I am interested in embedded programming with rust.
As one knows so-called real-time property is one of the main concerns for product-grade programming.
"hard real-time" could not be achieved without dedicated HW. (Even if one manages to preclude context switching by manipulating the scheduler of OS, branch prediction and cache memory will produce uncertainty regarding processing time at the HW level).
Although these relatively small jitters from HW could not be eliminated, It. is quite clear that system calls are one of the major sources of uncertainty.
So, I figured out marker traits for functions indicating no system call or memory allocation. It would help to accept certain kinds of functions in a time-critical context like Fn, FnMut, FnOnce.
I would like to know if there is any apparent reason which makes the approach infeasible before I conduct a further study regarding this concept.
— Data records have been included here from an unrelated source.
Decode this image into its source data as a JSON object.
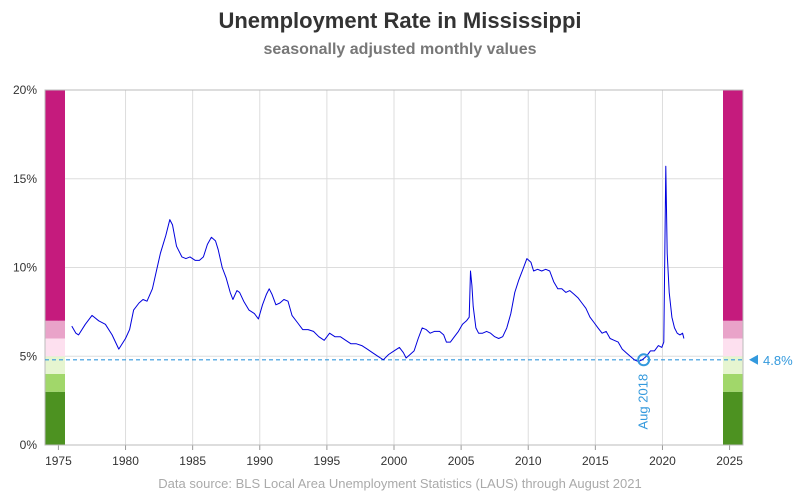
{
  "header": {
    "title": "Unemployment Rate in Mississippi",
    "subtitle": "seasonally adjusted monthly values"
  },
  "footer": {
    "source": "Data source: BLS Local Area Unemployment Statistics (LAUS) through August 2021"
  },
  "colors": {
    "line": "#0000dd",
    "reference": "#3399dd",
    "grid": "#dddddd",
    "band_very_high": "#c51b7d",
    "band_high": "#e9a3c9",
    "band_elevated": "#fde0ef",
    "band_normal": "#e6f5d0",
    "band_low": "#a1d76a",
    "band_very_low": "#4d9221"
  },
  "chart_data": {
    "type": "line",
    "title": "Unemployment Rate in Mississippi",
    "subtitle": "seasonally adjusted monthly values",
    "xlim": [
      1974,
      2026
    ],
    "ylim": [
      0,
      20
    ],
    "x_ticks": [
      1975,
      1980,
      1985,
      1990,
      1995,
      2000,
      2005,
      2010,
      2015,
      2020,
      2025
    ],
    "y_ticks": [
      {
        "value": 0,
        "label": "0%"
      },
      {
        "value": 5,
        "label": "5%"
      },
      {
        "value": 10,
        "label": "10%"
      },
      {
        "value": 15,
        "label": "15%"
      },
      {
        "value": 20,
        "label": "20%"
      }
    ],
    "grid": true,
    "color_bands": [
      {
        "from": 0,
        "to": 3,
        "color": "#4d9221"
      },
      {
        "from": 3,
        "to": 4,
        "color": "#a1d76a"
      },
      {
        "from": 4,
        "to": 5,
        "color": "#e6f5d0"
      },
      {
        "from": 5,
        "to": 6,
        "color": "#fde0ef"
      },
      {
        "from": 6,
        "to": 7,
        "color": "#e9a3c9"
      },
      {
        "from": 7,
        "to": 20,
        "color": "#c51b7d"
      }
    ],
    "reference": {
      "value": 4.8,
      "label": "4.8%",
      "marker_x": 2018.6,
      "marker_label": "Aug 2018"
    },
    "series": [
      {
        "values": [
          [
            1976.0,
            6.7
          ],
          [
            1976.3,
            6.3
          ],
          [
            1976.5,
            6.2
          ],
          [
            1977.0,
            6.8
          ],
          [
            1977.5,
            7.3
          ],
          [
            1978.0,
            7.0
          ],
          [
            1978.5,
            6.8
          ],
          [
            1979.0,
            6.2
          ],
          [
            1979.5,
            5.4
          ],
          [
            1980.0,
            6.0
          ],
          [
            1980.3,
            6.5
          ],
          [
            1980.6,
            7.6
          ],
          [
            1981.0,
            8.0
          ],
          [
            1981.3,
            8.2
          ],
          [
            1981.6,
            8.1
          ],
          [
            1982.0,
            8.8
          ],
          [
            1982.3,
            9.8
          ],
          [
            1982.6,
            10.8
          ],
          [
            1983.0,
            11.8
          ],
          [
            1983.3,
            12.7
          ],
          [
            1983.5,
            12.4
          ],
          [
            1983.8,
            11.2
          ],
          [
            1984.2,
            10.6
          ],
          [
            1984.5,
            10.5
          ],
          [
            1984.8,
            10.6
          ],
          [
            1985.2,
            10.4
          ],
          [
            1985.5,
            10.4
          ],
          [
            1985.8,
            10.6
          ],
          [
            1986.1,
            11.3
          ],
          [
            1986.4,
            11.7
          ],
          [
            1986.7,
            11.5
          ],
          [
            1986.9,
            11.0
          ],
          [
            1987.2,
            10.0
          ],
          [
            1987.5,
            9.4
          ],
          [
            1987.8,
            8.6
          ],
          [
            1988.0,
            8.2
          ],
          [
            1988.3,
            8.7
          ],
          [
            1988.5,
            8.6
          ],
          [
            1988.8,
            8.1
          ],
          [
            1989.2,
            7.6
          ],
          [
            1989.6,
            7.4
          ],
          [
            1989.9,
            7.1
          ],
          [
            1990.2,
            7.9
          ],
          [
            1990.5,
            8.5
          ],
          [
            1990.7,
            8.8
          ],
          [
            1990.9,
            8.5
          ],
          [
            1991.2,
            7.9
          ],
          [
            1991.5,
            8.0
          ],
          [
            1991.8,
            8.2
          ],
          [
            1992.1,
            8.1
          ],
          [
            1992.4,
            7.3
          ],
          [
            1992.8,
            6.9
          ],
          [
            1993.2,
            6.5
          ],
          [
            1993.6,
            6.5
          ],
          [
            1994.0,
            6.4
          ],
          [
            1994.4,
            6.1
          ],
          [
            1994.8,
            5.9
          ],
          [
            1995.2,
            6.3
          ],
          [
            1995.6,
            6.1
          ],
          [
            1996.0,
            6.1
          ],
          [
            1996.4,
            5.9
          ],
          [
            1996.8,
            5.7
          ],
          [
            1997.2,
            5.7
          ],
          [
            1997.6,
            5.6
          ],
          [
            1998.0,
            5.4
          ],
          [
            1998.4,
            5.2
          ],
          [
            1998.8,
            5.0
          ],
          [
            1999.2,
            4.8
          ],
          [
            1999.6,
            5.1
          ],
          [
            2000.0,
            5.3
          ],
          [
            2000.4,
            5.5
          ],
          [
            2000.7,
            5.2
          ],
          [
            2000.9,
            4.9
          ],
          [
            2001.2,
            5.1
          ],
          [
            2001.5,
            5.3
          ],
          [
            2001.8,
            6.0
          ],
          [
            2002.1,
            6.6
          ],
          [
            2002.4,
            6.5
          ],
          [
            2002.7,
            6.3
          ],
          [
            2003.0,
            6.4
          ],
          [
            2003.4,
            6.4
          ],
          [
            2003.7,
            6.2
          ],
          [
            2003.9,
            5.8
          ],
          [
            2004.2,
            5.8
          ],
          [
            2004.5,
            6.1
          ],
          [
            2004.8,
            6.4
          ],
          [
            2005.1,
            6.8
          ],
          [
            2005.4,
            7.0
          ],
          [
            2005.6,
            7.2
          ],
          [
            2005.7,
            9.8
          ],
          [
            2005.8,
            9.0
          ],
          [
            2005.9,
            7.8
          ],
          [
            2006.1,
            6.6
          ],
          [
            2006.3,
            6.3
          ],
          [
            2006.6,
            6.3
          ],
          [
            2006.9,
            6.4
          ],
          [
            2007.2,
            6.3
          ],
          [
            2007.5,
            6.1
          ],
          [
            2007.8,
            6.0
          ],
          [
            2008.1,
            6.1
          ],
          [
            2008.4,
            6.6
          ],
          [
            2008.7,
            7.4
          ],
          [
            2009.0,
            8.6
          ],
          [
            2009.3,
            9.3
          ],
          [
            2009.6,
            9.9
          ],
          [
            2009.9,
            10.5
          ],
          [
            2010.2,
            10.3
          ],
          [
            2010.4,
            9.8
          ],
          [
            2010.7,
            9.9
          ],
          [
            2011.0,
            9.8
          ],
          [
            2011.3,
            9.9
          ],
          [
            2011.6,
            9.8
          ],
          [
            2011.9,
            9.2
          ],
          [
            2012.2,
            8.8
          ],
          [
            2012.5,
            8.8
          ],
          [
            2012.8,
            8.6
          ],
          [
            2013.1,
            8.7
          ],
          [
            2013.4,
            8.5
          ],
          [
            2013.7,
            8.3
          ],
          [
            2014.0,
            8.0
          ],
          [
            2014.3,
            7.7
          ],
          [
            2014.6,
            7.2
          ],
          [
            2014.9,
            6.9
          ],
          [
            2015.2,
            6.6
          ],
          [
            2015.5,
            6.3
          ],
          [
            2015.8,
            6.4
          ],
          [
            2016.1,
            6.0
          ],
          [
            2016.4,
            5.9
          ],
          [
            2016.7,
            5.8
          ],
          [
            2017.0,
            5.4
          ],
          [
            2017.3,
            5.2
          ],
          [
            2017.6,
            5.0
          ],
          [
            2017.9,
            4.8
          ],
          [
            2018.2,
            4.7
          ],
          [
            2018.5,
            4.8
          ],
          [
            2018.8,
            5.0
          ],
          [
            2019.1,
            5.3
          ],
          [
            2019.4,
            5.3
          ],
          [
            2019.7,
            5.6
          ],
          [
            2019.95,
            5.5
          ],
          [
            2020.1,
            5.8
          ],
          [
            2020.25,
            15.7
          ],
          [
            2020.35,
            10.8
          ],
          [
            2020.5,
            8.6
          ],
          [
            2020.7,
            7.2
          ],
          [
            2020.9,
            6.6
          ],
          [
            2021.1,
            6.3
          ],
          [
            2021.3,
            6.2
          ],
          [
            2021.5,
            6.3
          ],
          [
            2021.6,
            6.0
          ]
        ]
      }
    ]
  }
}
Thank you for the recommendation. Indeed the FP is the way I am trying to solve the side-effect issue for logic level(I would say). #![no_std] is interesting for OS level approach.
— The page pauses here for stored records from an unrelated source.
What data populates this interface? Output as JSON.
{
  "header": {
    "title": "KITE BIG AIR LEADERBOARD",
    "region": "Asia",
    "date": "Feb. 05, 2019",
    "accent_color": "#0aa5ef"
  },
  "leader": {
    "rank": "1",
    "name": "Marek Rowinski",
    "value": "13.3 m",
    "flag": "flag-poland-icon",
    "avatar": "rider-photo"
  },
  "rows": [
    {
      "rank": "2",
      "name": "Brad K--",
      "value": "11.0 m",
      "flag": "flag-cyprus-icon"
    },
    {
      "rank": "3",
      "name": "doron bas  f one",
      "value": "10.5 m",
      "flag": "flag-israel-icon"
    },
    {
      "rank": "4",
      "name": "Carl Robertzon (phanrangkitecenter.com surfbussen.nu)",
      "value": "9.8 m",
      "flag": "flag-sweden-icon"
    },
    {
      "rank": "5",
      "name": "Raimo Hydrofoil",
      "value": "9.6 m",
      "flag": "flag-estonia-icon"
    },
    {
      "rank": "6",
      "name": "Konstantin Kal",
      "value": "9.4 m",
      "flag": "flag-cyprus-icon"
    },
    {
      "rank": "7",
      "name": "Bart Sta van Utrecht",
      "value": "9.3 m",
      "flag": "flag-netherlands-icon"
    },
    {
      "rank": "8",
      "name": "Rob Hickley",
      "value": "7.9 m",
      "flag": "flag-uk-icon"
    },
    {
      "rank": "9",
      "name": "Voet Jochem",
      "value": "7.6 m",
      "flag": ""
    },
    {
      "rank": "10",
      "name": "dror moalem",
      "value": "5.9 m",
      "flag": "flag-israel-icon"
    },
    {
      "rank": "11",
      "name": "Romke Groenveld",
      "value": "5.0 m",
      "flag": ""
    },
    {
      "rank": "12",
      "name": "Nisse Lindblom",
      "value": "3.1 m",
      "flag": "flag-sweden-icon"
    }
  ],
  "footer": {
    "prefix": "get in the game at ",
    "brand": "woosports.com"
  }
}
Please let me know if anyone knows any other prior arts or discussions or keywords related with OS level approach regarding the real-time uncertainty issue.
One thing I'd like to point out is that C doesn't have any sort of marker for functions that don't allocate or make system calls, yet we've been writing hard real-time applications in C for 40+ years.
Yes, you are right. C would be sufficient for real-time programming, if handled by experienced SW engineer. However, wouldn't you think it relies heavily on programmer rather than systemic support?. As Rust solve memory management issue of C++, wouldn't it be helpful for less experienced SW engineers and large scale projects?